No wonder we had many anthropologists, sociologists, religious missionaries in our midst camouflaged as innocent they can be, they have been extracting indigenous livings since day one they had contacted the third world people. In my book indigenous arts were stolen, copycatted for consumptions, for use of commercial in the western world. I came to think that we have nothing left unearth, from the people of the third world global sphere. Third world cultures has been hijacked specially by high tech culture societies.  Have been to the mall lately? Be my guest, worry not by what you see.

Well you would be surprised by the displays of various forms clothing, third world types jewelers, lather bags deigned that look like they were from your neck of the wood. I recently ordered Timbuktu messenger bag, the exact replica one would find somewhere in the Malian countryside worn by the indigenous people of that areas. Now there is a company called   "Timbuktu" designing these sorts bags in the USA based California. What about the hair does, with many of them resembling indigenous African styles sometimes.
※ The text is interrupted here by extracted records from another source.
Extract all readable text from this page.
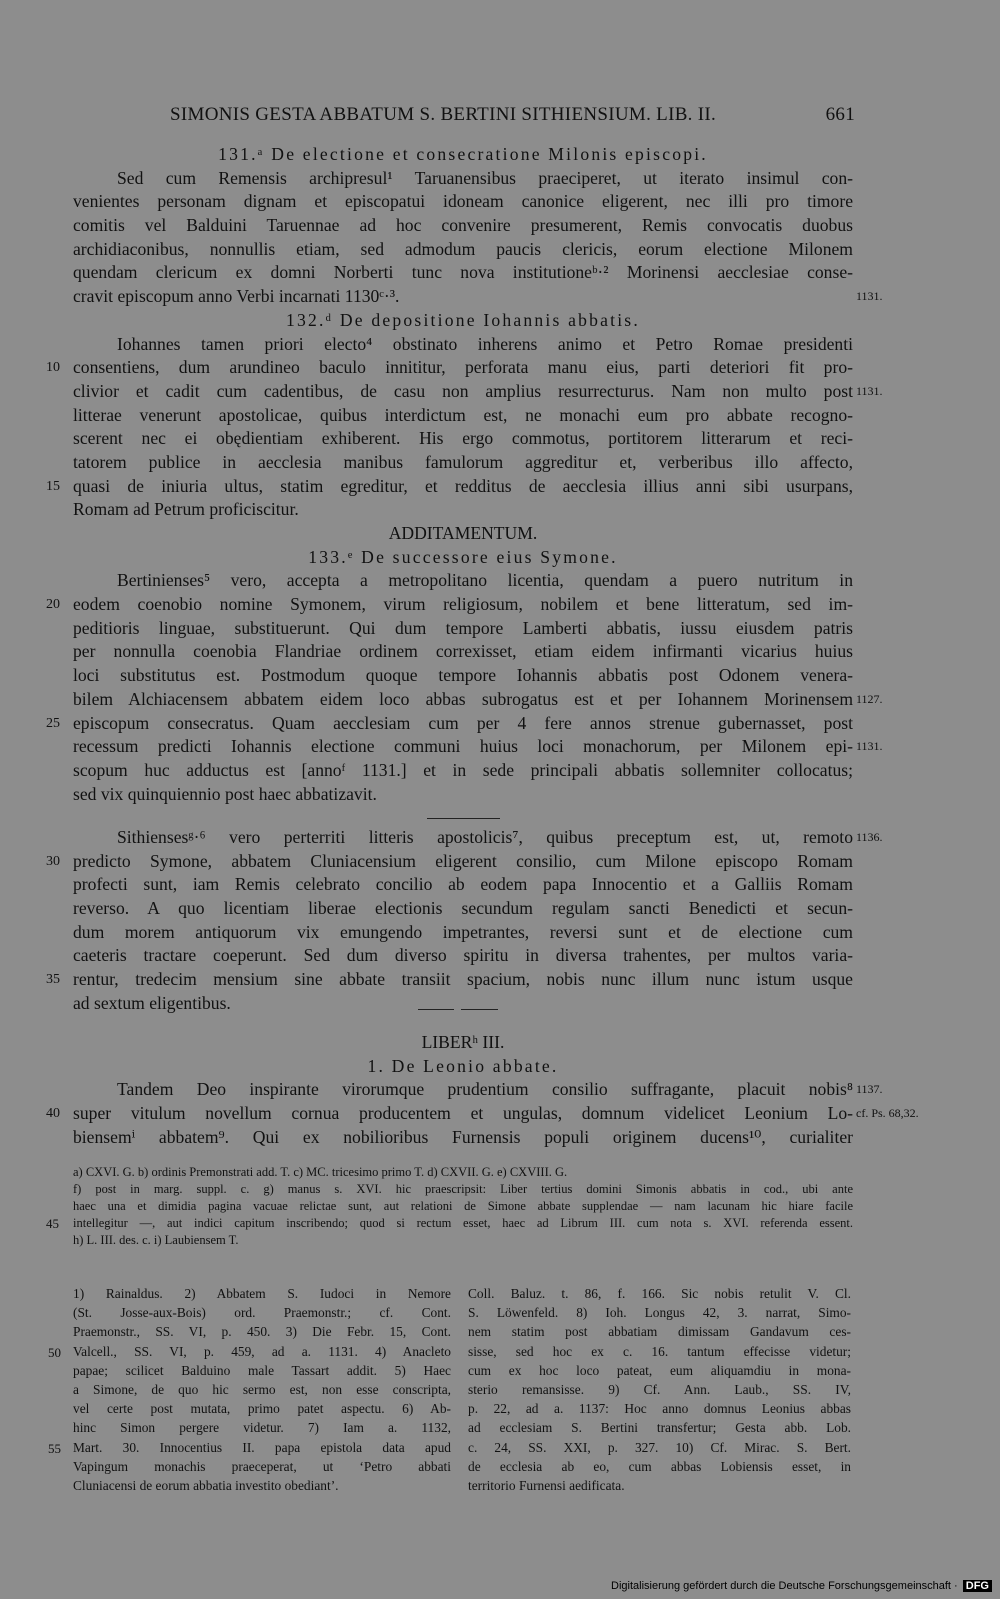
SIMONIS GESTA ABBATUM S. BERTINI SITHIENSIUM. LIB. II.	661
131.ᵃ De electione et consecratione Milonis episcopi.
Sed cum Remensis archipresul¹ Taruanensibus praeciperet, ut iterato insimul con-
venientes personam dignam et episcopatui idoneam canonice eligerent, nec illi pro timore
comitis vel Balduini Taruennae ad hoc convenire presumerent, Remis convocatis duobus
archidiaconibus, nonnullis etiam, sed admodum paucis clericis, eorum electione Milonem
quendam clericum ex domni Norberti tunc nova institutioneᵇ·² Morinensi aecclesiae conse-
cravit episcopum anno Verbi incarnati 1130ᶜ·³.	1131.
132.ᵈ De depositione Iohannis abbatis.
Iohannes tamen priori electo⁴ obstinato inherens animo et Petro Romae presidenti
10 consentiens, dum arundineo baculo innititur, perforata manu eius, parti deteriori fit pro-
clivior et cadit cum cadentibus, de casu non amplius resurrecturus. Nam non multo post 1131.
litterae venerunt apostolicae, quibus interdictum est, ne monachi eum pro abbate recogno-
scerent nec ei obędientiam exhiberent. His ergo commotus, portitorem litterarum et reci-
tatorem publice in aecclesia manibus famulorum aggreditur et, verberibus illo affecto,
15 quasi de iniuria ultus, statim egreditur, et redditus de aecclesia illius anni sibi usurpans,
Romam ad Petrum proficiscitur.
ADDITAMENTUM.
133.ᵉ De successore eius Symone.
Bertinienses⁵ vero, accepta a metropolitano licentia, quendam a puero nutritum in
20 eodem coenobio nomine Symonem, virum religiosum, nobilem et bene litteratum, sed im-
peditioris linguae, substituerunt. Qui dum tempore Lamberti abbatis, iussu eiusdem patris
per nonnulla coenobia Flandriae ordinem correxisset, etiam eidem infirmanti vicarius huius
loci substitutus est. Postmodum quoque tempore Iohannis abbatis post Odonem venera-
bilem Alchiacensem abbatem eidem loco abbas subrogatus est et per Iohannem Morinensem 1127.
25 episcopum consecratus. Quam aecclesiam cum per 4 fere annos strenue gubernasset, post
recessum predicti Iohannis electione communi huius loci monachorum, per Milonem epi- 1131.
scopum huc adductus est [annoᶠ 1131.] et in sede principali abbatis sollemniter collocatus;
sed vix quinquiennio post haec abbatizavit.
Sithiensesᵍ·⁶ vero perterriti litteris apostolicis⁷, quibus preceptum est, ut, remoto 1136.
30 predicto Symone, abbatem Cluniacensium eligerent consilio, cum Milone episcopo Romam
profecti sunt, iam Remis celebrato concilio ab eodem papa Innocentio et a Galliis Romam
reverso. A quo licentiam liberae electionis secundum regulam sancti Benedicti et secun-
dum morem antiquorum vix emungendo impetrantes, reversi sunt et de electione cum
caeteris tractare coeperunt. Sed dum diverso spiritu in diversa trahentes, per multos varia-
35 rentur, tredecim mensium sine abbate transiit spacium, nobis nunc illum nunc istum usque
ad sextum eligentibus.
LIBERʰ III.
1. De Leonio abbate.
Tandem Deo inspirante virorumque prudentium consilio suffragante, placuit nobis⁸ 1137.
40 super vitulum novellum cornua producentem et ungulas, domnum videlicet Leonium Lo- cf. Ps. 68,32.
biensemⁱ abbatem⁹. Qui ex nobilioribus Furnensis populi originem ducens¹⁰, curialiter
a) CXVI. G. b) ordinis Premonstrati add. T. c) MC. tricesimo primo T. d) CXVII. G. e) CXVIII. G.
f) post in marg. suppl. c. g) manus s. XVI. hic praescripsit: Liber tertius domini Simonis abbatis in cod., ubi ante
haec una et dimidia pagina vacuae relictae sunt, aut relationi de Simone abbate supplendae — nam lacunam hic hiare facile
45 intellegitur —, aut indici capitum inscribendo; quod si rectum esset, haec ad Librum III. cum nota s. XVI. referenda essent.
h) L. III. des. c. i) Laubiensem T.
1) Rainaldus. 2) Abbatem S. Iudoci in Nemore
(St. Josse-aux-Bois) ord. Praemonstr.; cf. Cont.
Praemonstr., SS. VI, p. 450. 3) Die Febr. 15, Cont.
Valcell., SS. VI, p. 459, ad a. 1131. 4) Anacleto
papae; scilicet Balduino male Tassart addit. 5) Haec
a Simone, de quo hic sermo est, non esse conscripta,
vel certe post mutata, primo patet aspectu. 6) Ab-
hinc Simon pergere videtur. 7) Iam a. 1132,
Mart. 30. Innocentius II. papa epistola data apud
Vapingum monachis praeceperat, ut ‘Petro abbati
Cluniacensi de eorum abbatia investito obediant’.
50
55
Coll. Baluz. t. 86, f. 166. Sic nobis retulit V. Cl.
S. Löwenfeld. 8) Ioh. Longus 42, 3. narrat, Simo-
nem statim post abbatiam dimissam Gandavum ces-
sisse, sed hoc ex c. 16. tantum effecisse videtur;
cum ex hoc loco pateat, eum aliquamdiu in mona-
sterio remansisse. 9) Cf. Ann. Laub., SS. IV,
p. 22, ad a. 1137: Hoc anno domnus Leonius abbas
ad ecclesiam S. Bertini transfertur; Gesta abb. Lob.
c. 24, SS. XXI, p. 327. 10) Cf. Mirac. S. Bert.
de ecclesia ab eo, cum abbas Lobiensis esset, in
territorio Furnensi aedificata.
Digitalisierung gefördert durch die Deutsche Forschungsgemeinschaft · DFG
Of course as I said in the above paragraphs, I think one see these kinds blossoming arts anywhere in the western world, they were various cultures, stolen indigenous cultural properties, without doubt owned by commercial world, commercialized, monopolized with tight grip, resoled marketed by multinational corporations abroad to the people who originally own those items of arts. One wonders not really about what’s going. But one can regrets but must accept the objective reality very much so even though with disappointment about the whole saga.


But cultural life styles also can be borrowed adopted willingly for good things to happened, cement the social ties: be it wedding anniversary, or newlywed party, or valentine days celebrations, dating or courting  women, or the celebration of the valentine days to enhance or improve our connections, accommodate and bow to each other for the continuation of a healthy marriages, which I fined as imperative, also important; as ingredient for social cohesion.

 These couples here renewed their ten years anniversary with diamond rings.  

If one tells me 30 years ago that such, such persons were going rekindle their 5th or ten years next week, that I should come, celebrate happy -happy time with them.  I would had told them are you out of your minds what kind of nonsense is that? I would had told them straight, look I am an Anyuawa, according to my culture I can marry as much women as I can, so which woman should I pick among many I am going to marry, celebrate her love wedding anniversary with me. The answer would had been none.








But things have changed for the better for many diasporas Anyuawa here in the USA. Just about three weeks ago, in mass many of them celebrated in spectacular, colorfully, with extravaganza 10years wedding anniversary. It has been funfair for the participants, a talk of the towns for the Anyuawa community in the US. I wasn’t there due my sickness but I am told by the architects of the party in charge that it was remarkably celebrated with a lot of festive food, drinks, followed by traditional Anyuawa cultural items displays, shows, and dance, and singings. 





Wedding anniversary celebrated with extravaganza


Boy; I wish I was there but I still enjoy the news of peaceful party with the end results: unity, togetherness, harmony and peace.  As long we are still living in America there are good things to be borrowed from the multicultural society; such as wedding anniversary, valentine day etc.. We must acculturate our self with the new phenomena, but cautiously. Nonetheless; there are also bad things we should be aware not borrow at all. We should be rejecting them as we live without hesitations without compromising our culture.